The authors evaluate their distilled OPEN-SWE-AGENT models against various proprietary, foundation, and specialized open-source models on a software engineering benchmark. The results show that while proprietary and top foundation models lead in performance, the proposed distilled agents achieve competitive results among open-source models of similar size. The distillation process yields significant improvements over the base models, with the no-think configuration generally outperforming the think variant. Proprietary models and leading open-source foundation models achieve the highest resolution rates, outperforming most specialized open-source models.
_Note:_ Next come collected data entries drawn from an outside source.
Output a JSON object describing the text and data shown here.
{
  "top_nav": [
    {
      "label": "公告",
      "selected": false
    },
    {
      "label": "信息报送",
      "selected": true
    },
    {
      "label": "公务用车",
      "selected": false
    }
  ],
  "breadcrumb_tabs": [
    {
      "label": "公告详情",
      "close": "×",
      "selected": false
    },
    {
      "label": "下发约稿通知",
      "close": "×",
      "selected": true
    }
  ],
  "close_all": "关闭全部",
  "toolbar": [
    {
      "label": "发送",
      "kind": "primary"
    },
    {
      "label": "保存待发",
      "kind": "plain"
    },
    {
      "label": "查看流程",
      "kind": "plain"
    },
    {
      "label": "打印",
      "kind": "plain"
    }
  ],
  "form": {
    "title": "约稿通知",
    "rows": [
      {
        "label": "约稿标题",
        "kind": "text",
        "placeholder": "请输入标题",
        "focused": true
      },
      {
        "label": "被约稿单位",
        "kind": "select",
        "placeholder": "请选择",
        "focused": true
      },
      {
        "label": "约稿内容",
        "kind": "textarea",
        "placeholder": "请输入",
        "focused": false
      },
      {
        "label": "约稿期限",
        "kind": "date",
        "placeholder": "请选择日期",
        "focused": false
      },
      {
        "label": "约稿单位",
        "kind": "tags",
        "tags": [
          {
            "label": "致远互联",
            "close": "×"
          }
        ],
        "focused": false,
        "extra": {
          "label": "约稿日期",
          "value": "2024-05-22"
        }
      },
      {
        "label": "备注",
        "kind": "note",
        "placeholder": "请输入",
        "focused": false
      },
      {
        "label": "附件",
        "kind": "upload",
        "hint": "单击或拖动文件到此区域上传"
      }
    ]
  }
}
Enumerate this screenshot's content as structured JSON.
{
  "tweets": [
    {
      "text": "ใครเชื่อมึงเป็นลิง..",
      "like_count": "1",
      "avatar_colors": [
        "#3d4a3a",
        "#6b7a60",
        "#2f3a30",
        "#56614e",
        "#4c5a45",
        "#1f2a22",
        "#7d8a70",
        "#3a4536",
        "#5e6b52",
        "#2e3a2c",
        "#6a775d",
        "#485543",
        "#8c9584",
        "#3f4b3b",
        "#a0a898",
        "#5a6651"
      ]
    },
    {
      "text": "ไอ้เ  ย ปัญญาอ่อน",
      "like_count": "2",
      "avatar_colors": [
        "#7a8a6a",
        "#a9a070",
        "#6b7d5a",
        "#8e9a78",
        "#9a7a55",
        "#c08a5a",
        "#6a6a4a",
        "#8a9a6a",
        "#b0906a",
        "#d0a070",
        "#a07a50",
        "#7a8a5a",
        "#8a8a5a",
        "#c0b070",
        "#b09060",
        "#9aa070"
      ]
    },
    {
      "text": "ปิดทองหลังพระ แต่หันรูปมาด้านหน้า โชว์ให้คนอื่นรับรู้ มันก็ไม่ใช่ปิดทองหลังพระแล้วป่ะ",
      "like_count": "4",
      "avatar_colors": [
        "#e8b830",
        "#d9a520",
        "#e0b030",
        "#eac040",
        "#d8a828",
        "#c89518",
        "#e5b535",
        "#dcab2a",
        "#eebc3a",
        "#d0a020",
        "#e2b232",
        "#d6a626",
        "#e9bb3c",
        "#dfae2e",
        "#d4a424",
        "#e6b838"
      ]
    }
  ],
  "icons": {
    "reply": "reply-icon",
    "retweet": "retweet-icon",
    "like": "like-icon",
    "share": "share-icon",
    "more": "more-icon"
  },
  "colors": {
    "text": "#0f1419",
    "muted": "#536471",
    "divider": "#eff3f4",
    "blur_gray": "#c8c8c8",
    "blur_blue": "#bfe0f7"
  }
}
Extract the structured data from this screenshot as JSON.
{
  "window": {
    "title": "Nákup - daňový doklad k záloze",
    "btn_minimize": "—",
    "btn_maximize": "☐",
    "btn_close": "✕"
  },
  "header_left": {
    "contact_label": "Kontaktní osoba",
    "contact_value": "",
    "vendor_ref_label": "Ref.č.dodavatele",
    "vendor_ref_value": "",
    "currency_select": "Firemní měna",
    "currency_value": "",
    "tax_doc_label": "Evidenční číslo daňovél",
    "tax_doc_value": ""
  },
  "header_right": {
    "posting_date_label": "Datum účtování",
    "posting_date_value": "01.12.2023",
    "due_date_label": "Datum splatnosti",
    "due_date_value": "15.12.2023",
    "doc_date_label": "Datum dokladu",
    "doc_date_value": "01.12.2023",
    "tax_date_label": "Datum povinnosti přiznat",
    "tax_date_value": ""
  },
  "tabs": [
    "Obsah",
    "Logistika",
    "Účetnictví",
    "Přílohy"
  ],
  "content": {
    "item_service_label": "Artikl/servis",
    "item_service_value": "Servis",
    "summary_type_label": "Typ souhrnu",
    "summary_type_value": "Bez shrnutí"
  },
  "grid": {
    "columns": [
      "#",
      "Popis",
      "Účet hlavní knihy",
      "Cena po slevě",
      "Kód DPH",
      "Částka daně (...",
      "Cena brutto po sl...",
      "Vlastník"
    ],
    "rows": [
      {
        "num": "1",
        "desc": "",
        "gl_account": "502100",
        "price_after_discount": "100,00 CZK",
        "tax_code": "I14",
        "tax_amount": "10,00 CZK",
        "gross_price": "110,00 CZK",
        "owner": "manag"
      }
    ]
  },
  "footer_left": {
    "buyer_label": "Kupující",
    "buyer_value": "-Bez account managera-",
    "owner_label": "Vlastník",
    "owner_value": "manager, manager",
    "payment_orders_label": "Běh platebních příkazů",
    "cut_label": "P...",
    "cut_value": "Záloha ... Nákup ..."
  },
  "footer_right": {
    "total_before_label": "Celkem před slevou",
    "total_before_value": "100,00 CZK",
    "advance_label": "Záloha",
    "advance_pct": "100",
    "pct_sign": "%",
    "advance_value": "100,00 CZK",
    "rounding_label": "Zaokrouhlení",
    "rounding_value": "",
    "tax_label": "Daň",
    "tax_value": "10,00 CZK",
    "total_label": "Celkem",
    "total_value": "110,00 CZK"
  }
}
The distilled OPEN-SWE-AGENT variants show substantial performance gains over their base models, demonstrating the effectiveness of the training approach. Among open-source models of comparable size, the proposed agents perform competitively with top specialized models, particularly in the no-think configuration.
The authors constructed a large multilingual trajectory dataset by running diverse LLMs across OpenHands and SWE-Agent frameworks in both thinking and non-thinking modes, with the data heavily skewed toward high-level languages like Python, Go, and TypeScript. Enabling the thinking mode reduces the number of assistant turns per trajectory but increases the token count per turn, streamlining overall interaction. Distilled OPEN-SWE-AGENT models significantly outperform their base models and other open-source MoE baselines, with the no-think configuration achieving the best results among open-source agents and substantially closing the gap to proprietary models. Incorporating multilingual data and unresolved trajectories was critical to improving robustness, and models trained on the MSWEA framework demonstrated more stable transfer when switching environments.